In Dortmund stehen derzeit beeindruckende Hochhausprojekte in Planung, die nicht nur die Skyline der Stadt verändern, sondern auch das Wohn- und Arbeitsumfeld der Bürger nachhaltig beeinflussen werden. Insbesondere am Burgtor wird ein 60 Meter hohes Hochhaus entstehen, das Teil des städtischen Konzepts „City2030“ ist, welches darauf abzielt, die Stadt attraktiver zu gestalten. Das neue multifunktionale Zentrum wird etwa 18.000 Quadratmeter Mietfläche bieten, die Büros, Wohnungen sowie Aufenthaltsräume für die Nahversorgung umfasst.

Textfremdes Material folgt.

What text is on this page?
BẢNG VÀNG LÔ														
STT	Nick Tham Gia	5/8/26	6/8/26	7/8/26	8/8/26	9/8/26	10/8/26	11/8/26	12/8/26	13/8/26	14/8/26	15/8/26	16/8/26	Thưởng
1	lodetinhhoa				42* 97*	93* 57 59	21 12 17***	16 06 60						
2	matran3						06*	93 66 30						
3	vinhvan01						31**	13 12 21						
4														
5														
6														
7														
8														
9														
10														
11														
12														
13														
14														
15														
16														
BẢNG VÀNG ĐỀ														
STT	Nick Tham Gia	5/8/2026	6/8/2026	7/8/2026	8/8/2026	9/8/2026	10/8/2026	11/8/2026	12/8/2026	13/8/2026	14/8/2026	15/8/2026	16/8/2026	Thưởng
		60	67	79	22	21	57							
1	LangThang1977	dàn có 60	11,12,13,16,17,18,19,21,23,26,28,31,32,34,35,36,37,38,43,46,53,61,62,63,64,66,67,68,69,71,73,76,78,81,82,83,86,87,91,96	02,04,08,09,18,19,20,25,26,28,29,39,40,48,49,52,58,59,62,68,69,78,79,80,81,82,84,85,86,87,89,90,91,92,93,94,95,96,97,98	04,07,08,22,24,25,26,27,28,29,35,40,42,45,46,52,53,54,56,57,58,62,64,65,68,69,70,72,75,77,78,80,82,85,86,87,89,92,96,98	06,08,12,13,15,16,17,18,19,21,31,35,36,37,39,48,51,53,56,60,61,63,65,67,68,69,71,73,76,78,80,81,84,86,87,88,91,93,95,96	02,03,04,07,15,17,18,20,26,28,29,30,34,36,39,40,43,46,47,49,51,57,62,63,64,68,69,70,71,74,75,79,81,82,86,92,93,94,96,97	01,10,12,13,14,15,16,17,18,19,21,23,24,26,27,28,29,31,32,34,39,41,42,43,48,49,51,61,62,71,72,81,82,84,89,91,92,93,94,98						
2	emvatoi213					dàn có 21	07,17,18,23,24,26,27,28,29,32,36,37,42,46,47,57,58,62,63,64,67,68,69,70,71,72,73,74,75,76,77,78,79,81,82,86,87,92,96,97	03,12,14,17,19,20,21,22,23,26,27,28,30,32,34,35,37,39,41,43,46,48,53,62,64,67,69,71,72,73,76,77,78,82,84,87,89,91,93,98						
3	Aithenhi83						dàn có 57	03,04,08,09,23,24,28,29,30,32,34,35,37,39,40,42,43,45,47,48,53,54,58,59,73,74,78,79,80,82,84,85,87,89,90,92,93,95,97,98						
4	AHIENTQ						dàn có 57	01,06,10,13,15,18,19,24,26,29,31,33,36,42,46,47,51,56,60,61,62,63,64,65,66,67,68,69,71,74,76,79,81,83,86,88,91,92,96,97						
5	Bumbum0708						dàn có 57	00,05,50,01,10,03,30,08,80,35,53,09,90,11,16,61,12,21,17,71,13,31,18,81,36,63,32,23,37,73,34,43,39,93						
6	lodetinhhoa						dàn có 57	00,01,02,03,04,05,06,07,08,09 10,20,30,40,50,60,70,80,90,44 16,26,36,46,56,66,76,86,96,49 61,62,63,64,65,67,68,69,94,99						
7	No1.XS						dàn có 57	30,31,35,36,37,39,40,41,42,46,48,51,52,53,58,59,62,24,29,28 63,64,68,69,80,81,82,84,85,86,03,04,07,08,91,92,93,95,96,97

Die Bautätigkeiten am Burgtor, bei denen die LINIM-Gruppe als Bauherr und das Architekturbüro Bauart als Planer fungiert, werden an einem bedeutenden neuen Mittelpunkt der Stadt beitragen. Neben dem Hochhaus wird eine dreistöckige Tiefgarage mit angrenzenden Anbauten errichtet, die zusätzliche Funktionalitäten bieten sollen. Die neue Polizeiwache Nord wird voraussichtlich ebenfalls Ende 2026 in diesen komplexen Gebäuden untergebracht sein und dort etwa 2.800 Quadratmeter nutzen.
Ein Konzept für die Zukunft
Die Stadt Dortmund hat in den letzten Jahren zunehmend erkannt, dass Hochhäuser nicht nur als Platzersparnis, sondern auch zur Steigerung der Lebensqualität in urbanen Räumen beitragen können. Laut der Technischen Universität Dortmund bieten Wolkenkratzer effiziente Wohn- und Büroflächen in Ballungsräumen. Sie beeinflussen nicht nur das Erscheinungsbild einer Stadt in der Nachbarschaft, sondern auch aus der Ferne. Die Auswirkungen auf historische Kirchen sowie andere städtebauliche Elemente müssen dabei in der Planung stets berücksichtigt werden.
Die diesjährige Internationale Frühjahrsakademie, geleitet von apl. Prof. Michael Schwarz und apl. Prof. Olaf Schmidt in Zusammenarbeit mit der Stadt Dortmund, hat sich der Entwicklung von Hochhauskonzepten gewidmet. Studierende aus verschiedenen Hochschulen arbeiteten dabei in interdisziplinären Teams und analysierten insbesondere die Stadtviertel am Wallring und dem B1-Abschnitt
zwischen Schnettkerbrücke und B236. Diese Bereiche sind durch umgestaltete Verkehrswege und Barrieren geprägt, die eine Verbindung zwischen Stadtkern und Wohngebieten erschweren. Die Studierenden entwickelten Konzepte, die Vorschläge zur Einrahmung wichtiger Verkehrsströme beinhalten und die B1 harmonisch in den städtebaulichen Kontext einfügen.
Ein Austausch mit der Stadtverwaltung
Die Ergebnisse der Akademie wurden in einer Abschlusskritik im Baukunstarchiv NRW vorgestellt und die Dokumentation der Vorschläge wird der Stadt Dortmund zur Verfügung gestellt. Der Austausch zwischen Studierenden und Stadtverwaltung wird als wertvoll erachtet, da er beiden Seiten neue Perspektiven eröffnet und innovative Lösungen für städtische Herausforderungen generiert. Während der Diskussionen wurde auch die Idee aufgegriffen, bestehende Hochhausprojekte in der Stadt sinnvoll zu verknüpfen.
Die nächsten Schritte in der Hochbauentwicklung Dortmunds sind bereits in Planung. Mit Projekten wie dem neuen Hochhaus am Burgtor und den Vorschlägen der Studierenden wird deutlich, dass die Stadt sich aktiv mit den Anforderungen der modernen Stadtentwicklung auseinandersetzt.
Abschließend ist zu erwarten, dass die Überarbeitung der Stadtarchitektur nicht nur neue Wohnräume schaffen wird, sondern auch zur Stärkung der sozialen Strukturen in den jeweiligen Stadtteilen beiträgt. Wie die Berichterstattung auf Ruhr24 zeigt, könnten diese Entwicklungen auch dazu führen, dass Dortmund als attraktive Wohn- und Arbeitsstadt an Bedeutung gewinnt.